VICE President Joice Mujuru has described as "depressing" Zimbabwe's balance of trade statistics while rallying industry to join efforts towards improving productive capacity.
Faced with declining capacity utilisation in the manufacturing industry which according to the latest figures is around 36.9 per cent, down from 44.9 per cent last year, the Zimbabwean economy continues to rely on imports.
But the reliance on imports has had a devastating impact on the country's manufacturing industry which has seen hundreds of companies shutting down and scaling down operations.
In 2012, the country recorded a US$3.6 billion trade deficit as imports, at US$7.5 billion far outran exports which totalled US$3.9 billion.
Addressing the 2013 Zimtrade exporters' conference, VP Mujuru said the government was "concerned" with the widening trade deficit.
"We need to be vigilant in defending the productive base of our economy by reversing the current trend," she said.
"Government is concerned with the widening trade deficit and the continued decline in capacity utilisation in industry."

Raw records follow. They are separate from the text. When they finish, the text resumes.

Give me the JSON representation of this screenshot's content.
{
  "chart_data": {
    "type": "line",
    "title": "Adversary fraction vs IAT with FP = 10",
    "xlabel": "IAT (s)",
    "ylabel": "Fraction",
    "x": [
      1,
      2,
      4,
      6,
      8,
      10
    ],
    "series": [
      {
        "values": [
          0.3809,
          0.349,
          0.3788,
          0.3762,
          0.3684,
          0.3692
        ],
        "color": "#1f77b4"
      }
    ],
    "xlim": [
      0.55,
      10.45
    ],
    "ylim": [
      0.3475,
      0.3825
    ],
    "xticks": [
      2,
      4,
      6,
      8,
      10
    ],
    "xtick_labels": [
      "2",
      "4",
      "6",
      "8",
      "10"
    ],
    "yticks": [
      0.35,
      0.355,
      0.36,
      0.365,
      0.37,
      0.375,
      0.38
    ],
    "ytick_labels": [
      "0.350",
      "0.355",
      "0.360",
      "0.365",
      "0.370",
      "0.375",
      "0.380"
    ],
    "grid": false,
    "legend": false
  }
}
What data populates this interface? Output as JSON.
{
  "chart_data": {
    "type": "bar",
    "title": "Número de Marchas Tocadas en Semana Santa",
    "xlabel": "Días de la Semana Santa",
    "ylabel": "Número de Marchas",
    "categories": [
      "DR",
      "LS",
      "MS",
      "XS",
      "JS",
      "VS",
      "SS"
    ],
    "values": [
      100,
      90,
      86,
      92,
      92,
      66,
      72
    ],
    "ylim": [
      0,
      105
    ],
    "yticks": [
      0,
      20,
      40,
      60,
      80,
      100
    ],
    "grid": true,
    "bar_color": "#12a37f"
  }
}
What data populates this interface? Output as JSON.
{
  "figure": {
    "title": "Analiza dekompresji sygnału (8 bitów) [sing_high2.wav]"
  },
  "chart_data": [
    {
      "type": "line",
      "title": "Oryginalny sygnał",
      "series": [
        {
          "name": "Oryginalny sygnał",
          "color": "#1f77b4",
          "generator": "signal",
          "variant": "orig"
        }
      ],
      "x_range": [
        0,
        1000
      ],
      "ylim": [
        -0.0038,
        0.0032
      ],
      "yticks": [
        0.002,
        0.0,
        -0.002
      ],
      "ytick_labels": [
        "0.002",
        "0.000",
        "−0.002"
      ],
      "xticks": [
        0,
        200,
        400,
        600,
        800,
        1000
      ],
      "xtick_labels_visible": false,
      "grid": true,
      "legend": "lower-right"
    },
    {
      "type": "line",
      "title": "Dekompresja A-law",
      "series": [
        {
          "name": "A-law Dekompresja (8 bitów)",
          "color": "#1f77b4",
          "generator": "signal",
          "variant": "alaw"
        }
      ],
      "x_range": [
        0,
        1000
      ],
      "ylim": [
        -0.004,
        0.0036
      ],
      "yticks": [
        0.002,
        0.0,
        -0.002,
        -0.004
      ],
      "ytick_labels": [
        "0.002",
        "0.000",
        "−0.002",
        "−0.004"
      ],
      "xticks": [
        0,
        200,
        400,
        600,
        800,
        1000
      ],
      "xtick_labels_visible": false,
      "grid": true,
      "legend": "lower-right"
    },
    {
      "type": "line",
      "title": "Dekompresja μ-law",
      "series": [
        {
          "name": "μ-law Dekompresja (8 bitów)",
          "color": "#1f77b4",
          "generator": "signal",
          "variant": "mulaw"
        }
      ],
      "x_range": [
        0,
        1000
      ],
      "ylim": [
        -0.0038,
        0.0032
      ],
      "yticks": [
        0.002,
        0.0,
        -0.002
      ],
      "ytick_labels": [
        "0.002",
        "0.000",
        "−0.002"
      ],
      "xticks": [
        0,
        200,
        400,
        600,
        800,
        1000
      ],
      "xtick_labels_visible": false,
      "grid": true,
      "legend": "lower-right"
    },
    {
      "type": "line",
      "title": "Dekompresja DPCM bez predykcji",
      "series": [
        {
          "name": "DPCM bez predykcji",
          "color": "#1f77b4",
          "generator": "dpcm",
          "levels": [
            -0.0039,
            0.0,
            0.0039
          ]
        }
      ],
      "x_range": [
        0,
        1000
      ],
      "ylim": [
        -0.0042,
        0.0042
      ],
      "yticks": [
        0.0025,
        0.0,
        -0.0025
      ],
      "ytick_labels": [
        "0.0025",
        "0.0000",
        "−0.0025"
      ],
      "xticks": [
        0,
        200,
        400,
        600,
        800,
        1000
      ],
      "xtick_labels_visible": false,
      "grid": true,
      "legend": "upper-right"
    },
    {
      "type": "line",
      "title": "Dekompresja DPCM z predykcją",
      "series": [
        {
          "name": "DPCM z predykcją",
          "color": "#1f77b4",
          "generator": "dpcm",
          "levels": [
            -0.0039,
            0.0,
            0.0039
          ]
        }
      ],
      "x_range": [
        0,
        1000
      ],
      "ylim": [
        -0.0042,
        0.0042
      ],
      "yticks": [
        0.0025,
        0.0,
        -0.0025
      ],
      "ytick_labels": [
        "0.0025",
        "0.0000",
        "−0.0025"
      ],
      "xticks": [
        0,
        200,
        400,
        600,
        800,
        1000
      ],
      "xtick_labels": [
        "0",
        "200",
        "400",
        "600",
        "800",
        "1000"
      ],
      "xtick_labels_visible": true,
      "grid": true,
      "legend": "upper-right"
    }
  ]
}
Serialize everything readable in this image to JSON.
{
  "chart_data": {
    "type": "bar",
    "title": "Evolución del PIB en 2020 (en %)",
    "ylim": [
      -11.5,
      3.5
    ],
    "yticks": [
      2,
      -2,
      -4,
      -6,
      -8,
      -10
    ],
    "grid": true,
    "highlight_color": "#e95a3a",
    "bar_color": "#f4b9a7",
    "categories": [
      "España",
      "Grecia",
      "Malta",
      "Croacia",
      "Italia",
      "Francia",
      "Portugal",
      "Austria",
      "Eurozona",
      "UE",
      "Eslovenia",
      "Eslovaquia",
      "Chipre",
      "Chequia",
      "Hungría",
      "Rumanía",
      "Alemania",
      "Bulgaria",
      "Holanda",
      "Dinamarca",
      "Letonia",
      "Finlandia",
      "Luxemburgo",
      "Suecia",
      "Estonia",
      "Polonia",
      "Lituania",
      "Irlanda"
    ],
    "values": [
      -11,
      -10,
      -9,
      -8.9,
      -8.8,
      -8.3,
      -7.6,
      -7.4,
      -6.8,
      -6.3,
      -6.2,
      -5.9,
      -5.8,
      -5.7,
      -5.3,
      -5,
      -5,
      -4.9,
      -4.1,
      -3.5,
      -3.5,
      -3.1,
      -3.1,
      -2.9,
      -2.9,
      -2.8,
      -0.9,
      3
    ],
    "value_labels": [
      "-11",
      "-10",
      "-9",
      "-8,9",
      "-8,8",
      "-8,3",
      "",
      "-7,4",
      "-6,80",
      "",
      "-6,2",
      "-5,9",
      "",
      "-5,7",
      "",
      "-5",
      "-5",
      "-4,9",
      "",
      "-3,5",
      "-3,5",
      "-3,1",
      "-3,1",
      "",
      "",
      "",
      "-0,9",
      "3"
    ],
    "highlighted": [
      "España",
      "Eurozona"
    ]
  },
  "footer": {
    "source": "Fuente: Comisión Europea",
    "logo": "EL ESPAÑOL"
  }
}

Mujuru said the trade deficit could only be improved through improving the country's export performance.
"The only sustainable source of export earnings is through the export of our valued added, competitive goods and services to the rest of the world," she said, while urging industry to adopt new technologies which help in the production of quality goods.
She said the new government was, through its soon to be launched new economic blueprint the Zimbabwe Agenda for Sustainable Socio-Economic Transformation (ZimAsset), targeting to reverse the trend.
"This must stop. We must reverse the trend forthwith," she said.
With industry choking on the back of a variety of challenges such as power shortages, lack of access to affordable long term finance, Mujuru said the government would through ZimAsset endeavour to address some of the obstacles to improved productivity.
"Government will through ZimAsset explore all means to access affordable sources of funding to capacitate industry," she said.
The decline in industry performance had resulted in the country failing to take advantage of various trade opportunities in the region and beyond.
Mujuru also called on Zimbabwean companies to adopt on-line retailing to reach out to a wider customer base.
Common Market for East and Southern Africa (Comesa) secretary general Sindiso Ngwenya said the decline in Zimbabwe's industrial capacity had seen its export base not only shrinking but also shifting from manufactured goods to raw materials exports.
"By the end of 2012, Zimbabwe was a net importer of manufactured goods," he said.
Ngwenya said Comesa, with a population of over 400 million, offered a huge market for Zimbabwean products.
Zimtrade chief executive officer Sithembile Pilime said Zimbabwe's export performance has been on a decline in the past two decades.
"Our exports are now dominated by minerals unlike in the past where they were dominated by manufactured products," she said.
Pilime said the country's export market spread had also shrunk as it lost markets such as Germany and Switzerland.
The exporter's conference ran under the theme: "Value chain business models: The key to competitiveness."